Screenshots taken from Duolingo.
iStone Travel Translation
This app has a great instant translation feature, but that’s not why we love it. Sometimes you just want to know how to ask someone where the nearest toilet is or where they’re from. iStone is loaded with more than 300 common phrases that you might need while travelling. The language currently offered are English, Chinese, Japanese, Russian, French, German, Spanish, Italian, Korean, Portuguese, Arabic and Thai. Phrases are divided into categories such as greetings, shopping, dining and asking directions. The basic version is free, however, more phrases become available when you purchase the full version for $2.99.
Screenshots taken from iStone Travel Translation app.
If you’ve ever been stung by data roaming charges, this app is for you. International mobile plans are notoriously expensive but WhatsApp Messenger offers an (almost) free alternative. If you have an internet connection, you can text, call and video chat with your contacts free of charge. WhatsApp in encrypted so all your conversations and personal details will be kept private. If you’re checking into an Airbnb or meeting up with a guide, chances are they’ll connect with you via WhatsApp. You can also create group chats where you can share photos and videos of your travels. It’s a great way to keep family members at home in the loop.

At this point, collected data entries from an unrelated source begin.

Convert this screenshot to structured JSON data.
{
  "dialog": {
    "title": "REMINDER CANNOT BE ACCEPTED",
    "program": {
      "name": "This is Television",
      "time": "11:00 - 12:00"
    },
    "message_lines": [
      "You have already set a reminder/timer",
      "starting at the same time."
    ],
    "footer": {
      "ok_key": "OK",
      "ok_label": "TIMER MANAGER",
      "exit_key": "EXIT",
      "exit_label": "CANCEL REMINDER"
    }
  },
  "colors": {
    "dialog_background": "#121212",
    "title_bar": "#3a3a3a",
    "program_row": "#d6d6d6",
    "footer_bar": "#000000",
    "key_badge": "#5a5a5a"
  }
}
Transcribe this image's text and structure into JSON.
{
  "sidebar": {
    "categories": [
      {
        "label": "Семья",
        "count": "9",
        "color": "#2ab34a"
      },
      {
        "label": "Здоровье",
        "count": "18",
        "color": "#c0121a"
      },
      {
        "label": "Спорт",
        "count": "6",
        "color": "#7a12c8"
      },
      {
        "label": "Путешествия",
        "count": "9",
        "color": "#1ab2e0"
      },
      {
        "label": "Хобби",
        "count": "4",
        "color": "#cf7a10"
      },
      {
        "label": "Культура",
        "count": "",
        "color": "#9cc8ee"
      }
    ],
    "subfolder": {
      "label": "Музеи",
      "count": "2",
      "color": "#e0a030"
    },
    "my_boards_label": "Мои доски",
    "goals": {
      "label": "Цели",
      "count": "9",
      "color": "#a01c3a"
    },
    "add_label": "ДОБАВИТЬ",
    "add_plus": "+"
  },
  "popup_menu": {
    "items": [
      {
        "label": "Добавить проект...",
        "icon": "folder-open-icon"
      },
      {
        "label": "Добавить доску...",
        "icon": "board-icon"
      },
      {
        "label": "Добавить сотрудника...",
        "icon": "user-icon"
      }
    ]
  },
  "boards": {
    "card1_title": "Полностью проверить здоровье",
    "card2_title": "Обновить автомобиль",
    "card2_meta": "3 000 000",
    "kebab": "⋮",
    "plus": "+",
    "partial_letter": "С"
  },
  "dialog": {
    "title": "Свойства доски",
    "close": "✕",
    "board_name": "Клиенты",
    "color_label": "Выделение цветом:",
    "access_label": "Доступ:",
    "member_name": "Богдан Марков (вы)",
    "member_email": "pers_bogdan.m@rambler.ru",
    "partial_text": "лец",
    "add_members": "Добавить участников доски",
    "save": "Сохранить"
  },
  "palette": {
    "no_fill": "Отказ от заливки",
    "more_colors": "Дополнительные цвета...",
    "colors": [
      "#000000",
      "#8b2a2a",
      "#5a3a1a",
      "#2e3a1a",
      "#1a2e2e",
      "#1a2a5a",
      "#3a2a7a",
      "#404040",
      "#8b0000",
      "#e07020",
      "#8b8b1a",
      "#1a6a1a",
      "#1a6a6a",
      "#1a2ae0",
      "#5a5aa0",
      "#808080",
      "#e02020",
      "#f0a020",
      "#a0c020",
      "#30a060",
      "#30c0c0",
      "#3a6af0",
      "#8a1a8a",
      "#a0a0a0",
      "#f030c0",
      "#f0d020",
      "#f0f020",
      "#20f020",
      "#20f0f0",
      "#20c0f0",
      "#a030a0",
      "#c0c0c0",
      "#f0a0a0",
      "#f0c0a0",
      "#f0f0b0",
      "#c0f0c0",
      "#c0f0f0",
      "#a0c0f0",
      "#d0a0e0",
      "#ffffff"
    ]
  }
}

Screenshots taken from WhatsApp.
Wolfram Sun Exposure
Do you know what’s better than coming home from a holiday with a great tan? Coming home from a holiday without a melanoma. It’s important to look after your skin when you’re on holidays, particularly if you’re planning on spending a lot of time in the sun. Wolfram helps you avoid a wicked sunburn with UV forecasts for your location. It’ll tell you how long you can stay in the sun before you’re likely to burn and what level of SPF you should be using based on the conditions. It doubles as a weather app with sunrise, sunset and tidal information.
Screenshots taken from Wolfram Sun Exposure.
Pocket First Aid and CPR
This is a good one to have on holidays and at home. This app was created by the Red Cross to provide easy to understand, up-to-date first aid information anywhere in the world. The instructions come with videos and images to help you resolve the issue, or at least tide you over until emergency services arrive. You can take the first aid course in advance or use it in-situ during an emergency situation.
Screenshots taken from Pocket First Aid and CPR
This weather app provides in-depth, hyperlocal weather information all over the world. It has minute-by-minute forecasts that predict the exact moment it’ll start raining. You can watch storms forming on the advanced thermal map, check weekly predictions to help plan your travels and even be notified when sudden changes are coming through.